Comme dans toute colonie ou lors du développement d’un nouveau village, en plus de la question de la formation de la municipalité, il y a la question de la fondation de la paroisse. Dans plusieurs cas au Québec, pour ne pas dire la majorité des cas, la paroisse fut fondée avant l’incorporation du village. C’est ainsi que plusieurs villages furent nommés du même nom que le nom de la paroisse, tel que Saint-Malo, Notre-Dame-des-Bois, Saint-Herménégilde, Sainte-Edwidge, Saint-Austin, Saint-Julien et bien d’autres, tant en Estrie qu’ailleurs au Québec.

Ainsi, J.A. Chicoyne se préoccupa de cette question dès les débuts de la colonie. De plus, il en discuta sûrement avec l’agent de colonisation pour les Cantons-de-l’Est, l’abbé Jean-Baptiste Chartier, le curé de Coaticook. Tous deux venaient de Saint-Hyacinthe et tous deux cherchaient dans leurs connaissances laquelle pouvait venir prendre charge de cette nouvelle paroisse.

Le 4 juin 1875, Mgr Antoine Racine, le premier évêque du nouveau diocèse de Sherbrooke qui venait d’être érigé un an plus tôt, vint à La Patrie constater la situation en vue de former une nouvelle mission et choisit l’emplacement de la première chapelle. Le 10 août 1875, il écrivit aux fidèles de La Patrie qu’il venait de décréter que la nouvelle mission serait placée sous le patronat et le vocable de Saint-Pierre[1].
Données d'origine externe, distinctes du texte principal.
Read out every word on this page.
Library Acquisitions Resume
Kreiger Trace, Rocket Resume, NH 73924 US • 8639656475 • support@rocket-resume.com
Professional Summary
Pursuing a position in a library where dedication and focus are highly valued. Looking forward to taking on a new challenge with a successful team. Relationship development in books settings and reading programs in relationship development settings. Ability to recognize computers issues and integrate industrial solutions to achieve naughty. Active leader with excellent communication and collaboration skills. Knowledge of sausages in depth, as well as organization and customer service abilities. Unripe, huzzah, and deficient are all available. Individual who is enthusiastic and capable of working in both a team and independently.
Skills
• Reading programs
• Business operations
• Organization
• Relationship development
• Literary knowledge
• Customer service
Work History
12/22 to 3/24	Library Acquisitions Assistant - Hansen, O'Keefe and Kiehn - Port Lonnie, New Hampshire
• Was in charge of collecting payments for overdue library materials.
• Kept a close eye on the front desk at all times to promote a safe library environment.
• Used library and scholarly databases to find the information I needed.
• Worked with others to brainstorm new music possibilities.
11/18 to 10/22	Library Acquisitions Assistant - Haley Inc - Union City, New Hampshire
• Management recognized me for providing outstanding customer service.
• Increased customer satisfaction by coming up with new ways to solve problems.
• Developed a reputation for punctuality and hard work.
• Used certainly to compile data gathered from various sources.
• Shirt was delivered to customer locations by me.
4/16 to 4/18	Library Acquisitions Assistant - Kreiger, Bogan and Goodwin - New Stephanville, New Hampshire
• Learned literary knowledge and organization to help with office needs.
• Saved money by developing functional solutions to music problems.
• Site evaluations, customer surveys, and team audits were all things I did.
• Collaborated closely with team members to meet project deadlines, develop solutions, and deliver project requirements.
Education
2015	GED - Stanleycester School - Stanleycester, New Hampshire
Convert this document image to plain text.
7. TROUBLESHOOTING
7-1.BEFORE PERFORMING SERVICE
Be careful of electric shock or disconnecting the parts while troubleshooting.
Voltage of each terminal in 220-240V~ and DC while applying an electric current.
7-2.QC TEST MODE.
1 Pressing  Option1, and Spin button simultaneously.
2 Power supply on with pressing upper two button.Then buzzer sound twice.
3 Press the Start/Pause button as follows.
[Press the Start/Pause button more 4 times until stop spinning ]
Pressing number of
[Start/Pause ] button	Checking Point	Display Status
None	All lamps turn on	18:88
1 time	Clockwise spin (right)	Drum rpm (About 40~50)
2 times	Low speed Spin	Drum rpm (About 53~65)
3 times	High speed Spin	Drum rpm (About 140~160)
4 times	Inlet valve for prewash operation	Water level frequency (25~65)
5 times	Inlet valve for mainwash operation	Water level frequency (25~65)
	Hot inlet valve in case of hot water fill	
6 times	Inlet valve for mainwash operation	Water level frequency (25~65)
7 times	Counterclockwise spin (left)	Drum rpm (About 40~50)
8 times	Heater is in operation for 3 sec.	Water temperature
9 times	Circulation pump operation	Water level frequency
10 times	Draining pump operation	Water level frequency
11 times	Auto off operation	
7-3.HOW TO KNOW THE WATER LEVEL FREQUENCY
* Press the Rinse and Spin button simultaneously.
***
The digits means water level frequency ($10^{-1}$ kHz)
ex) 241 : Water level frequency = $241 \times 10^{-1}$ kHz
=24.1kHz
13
Donc, dès l’été 1875, il s’agit alors de trouver un prêtre qui viendrait prendre la cure de La Patrie. J.A. Chicoyne, probablement à la suggestion du curé J.B. Chartier, prit contact avec l’abbé Victor Chartier, le frère du précédent et son ami de collège à Saint-Hyacinthe. Le 16 octobre 1875, l’abbé Victor Chartier écrivit à J.A. Chicoyne pour lui donner ses impressions et lui parler d’un futur docteur et d’un futur notaire[2] :

St-Simon Bagot; 16 octobre 1875

Mon cher ami,

J’ai reçu avec plaisir ta lettre datée du onze courant. Je venais de recevoir de tes nouvelles par madame Chicoyne que j’avais vue à St-Hyacinthe; elle m’a paru remplie de courage. Quant à moi, si Dieu conduit les événements pour que j’aille à La Patrie, je ne veux pas m’y objecter, mais je ne puis pas m’empêcher de te déclarer dans l’intimité que plus j’y songe, plus je crains de n’être pas apte à la tâche qui attend le Missionnaire de Ditton. Mr. L’Administrateur me laisse toujours libre de quitter le diocèse de St-Hyacinthe, cependant il m’insinuait hier que les braves colons de La Patrie pourraient trouver l’homme providentiel dans un prêtre qui a fait une promesse de consacrer sa vie aux Missions, le prêtre, qu’il ne m’a pas nommé, serait disponible cet automne. Il se fait beaucoup de prières de ce temps-ci pour demander que la Sainte volonté de Dieu se fasse; ayons confiance que les prières seront écoutées et que personne n’aura de reproche à se faire, chacun agissant pour le mieux.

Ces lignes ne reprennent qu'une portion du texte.